Tom Wolfe, de son nom complet Thomas Kennerly Wolfe Jr, est l'un des papes de l'école du "nouveau journalisme", comme on l'a appelée aux Etats-Unis, née dans les années 1960, et dont faisaient également partie Truman Capote et Norman Mailer. Diplômé de civilisation américaine à la prestigieuse université Yale, il a effectivement passé une trentaine d'années dans le journalisme avant d'entrer en littérature. Il débute en 1956 au Springfield Union, un journal du Massachusetts; deux ans plus tard, il est déjà comme chez lui dans la rédaction du Washington Post, dont il sera d'ailleurs correspondant à La Havane, dans la nouvelle ère cubaine qui commence, celle de Fidel Castro.

Le même, déjà avec canne et chapeau, mais plus jeune :

Entrée fracassante sur la scène littéraire mondiale

Le journaliste ne viendra au livre que tardivement, en publiant son premier roman en 1987. Mais pour un coup d'essai, ce fut un coup de maître ! Dès sa publication, "Le Bûcher des vanités", une plongée dans le milieu financier sans pitié de Wall Street au cours des années 1980, remporte un succès mondial. La grande expérience du reportage acquise par Tom Wolfe a parfaitement servi à l'écrivain naissant. Ses romans suivants, notamment "Un homme, un vrai" en 1988, "Moi, Charlotte Simmons" en 2004, ou encore "Bloody Miami" en 2012, reposeront toujours sur le même savoir-faire, des mois d'enquête, de recherche documentaire et d'interviews.

Comme beaucoup d'intellectuels - pas seulement d'ailleurs - l'écrivain était rempli de contradictions.
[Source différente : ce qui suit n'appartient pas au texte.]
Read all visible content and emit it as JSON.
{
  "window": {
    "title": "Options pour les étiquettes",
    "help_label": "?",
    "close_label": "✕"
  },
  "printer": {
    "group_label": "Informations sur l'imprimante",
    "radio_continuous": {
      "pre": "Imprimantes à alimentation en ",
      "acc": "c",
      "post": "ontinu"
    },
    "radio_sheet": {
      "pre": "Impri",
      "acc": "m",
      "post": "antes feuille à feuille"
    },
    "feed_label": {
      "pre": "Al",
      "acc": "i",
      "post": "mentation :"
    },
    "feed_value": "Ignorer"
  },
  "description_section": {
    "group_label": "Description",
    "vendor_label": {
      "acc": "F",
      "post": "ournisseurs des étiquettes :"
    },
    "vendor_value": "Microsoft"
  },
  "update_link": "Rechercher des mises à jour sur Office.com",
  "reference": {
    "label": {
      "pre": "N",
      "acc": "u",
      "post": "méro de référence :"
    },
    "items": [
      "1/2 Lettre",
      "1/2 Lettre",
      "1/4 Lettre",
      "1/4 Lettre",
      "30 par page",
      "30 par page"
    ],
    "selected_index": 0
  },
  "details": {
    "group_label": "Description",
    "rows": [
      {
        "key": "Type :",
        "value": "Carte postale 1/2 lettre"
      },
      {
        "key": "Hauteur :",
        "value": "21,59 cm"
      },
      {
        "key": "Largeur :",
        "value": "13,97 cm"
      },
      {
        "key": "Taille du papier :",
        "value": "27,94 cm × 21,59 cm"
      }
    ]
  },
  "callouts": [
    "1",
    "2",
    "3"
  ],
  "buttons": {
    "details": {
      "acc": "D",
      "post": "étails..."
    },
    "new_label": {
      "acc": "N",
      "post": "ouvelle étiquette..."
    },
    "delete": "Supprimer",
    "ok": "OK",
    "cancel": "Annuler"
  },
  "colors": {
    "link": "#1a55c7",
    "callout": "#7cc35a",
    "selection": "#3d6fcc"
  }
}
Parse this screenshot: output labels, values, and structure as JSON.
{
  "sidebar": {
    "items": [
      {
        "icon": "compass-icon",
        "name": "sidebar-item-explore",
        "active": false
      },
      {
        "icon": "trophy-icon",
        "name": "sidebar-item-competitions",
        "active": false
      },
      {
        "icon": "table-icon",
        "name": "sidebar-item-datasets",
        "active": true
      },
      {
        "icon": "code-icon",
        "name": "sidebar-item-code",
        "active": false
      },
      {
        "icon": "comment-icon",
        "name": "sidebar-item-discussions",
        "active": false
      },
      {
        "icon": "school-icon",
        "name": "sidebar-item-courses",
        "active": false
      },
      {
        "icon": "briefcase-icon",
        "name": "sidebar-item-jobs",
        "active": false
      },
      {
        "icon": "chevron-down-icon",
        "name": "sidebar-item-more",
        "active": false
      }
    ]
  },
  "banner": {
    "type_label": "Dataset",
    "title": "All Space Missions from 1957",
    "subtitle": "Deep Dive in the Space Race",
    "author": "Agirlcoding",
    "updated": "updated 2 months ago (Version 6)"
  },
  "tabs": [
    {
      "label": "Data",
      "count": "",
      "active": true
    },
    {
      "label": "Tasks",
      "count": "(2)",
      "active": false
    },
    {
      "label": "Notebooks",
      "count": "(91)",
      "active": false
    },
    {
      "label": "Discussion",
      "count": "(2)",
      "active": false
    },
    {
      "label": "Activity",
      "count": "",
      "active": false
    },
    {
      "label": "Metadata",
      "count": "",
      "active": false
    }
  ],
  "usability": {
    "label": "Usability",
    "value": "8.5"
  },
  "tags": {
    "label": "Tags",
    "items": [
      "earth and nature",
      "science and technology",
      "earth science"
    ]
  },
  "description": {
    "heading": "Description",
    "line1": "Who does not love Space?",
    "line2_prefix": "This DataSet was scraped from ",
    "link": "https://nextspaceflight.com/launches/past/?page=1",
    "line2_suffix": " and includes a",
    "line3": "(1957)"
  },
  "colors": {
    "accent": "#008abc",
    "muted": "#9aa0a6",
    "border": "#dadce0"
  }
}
Né à Richmond, en Virginie, issu d'une bourgeoisie blanche et conservatrice des Etats du Sud, Tom Wolfe a pourtant extrêmement bien décrit la culture pop américaine, la vague hippie, les tensions raciales, le milieu carcéral, les tendances sociologiques successives dans son pays... Dandy en apparence, souvent décalé, friand des shows télévisés où sa prestation passait rarement inaperçue, l'homme vivait le reste du temps une vie tranquille et discrète dans l'île de Manhattan, loin, très loin des frasques et des scandales qu'il mettait en scène dans ses romans.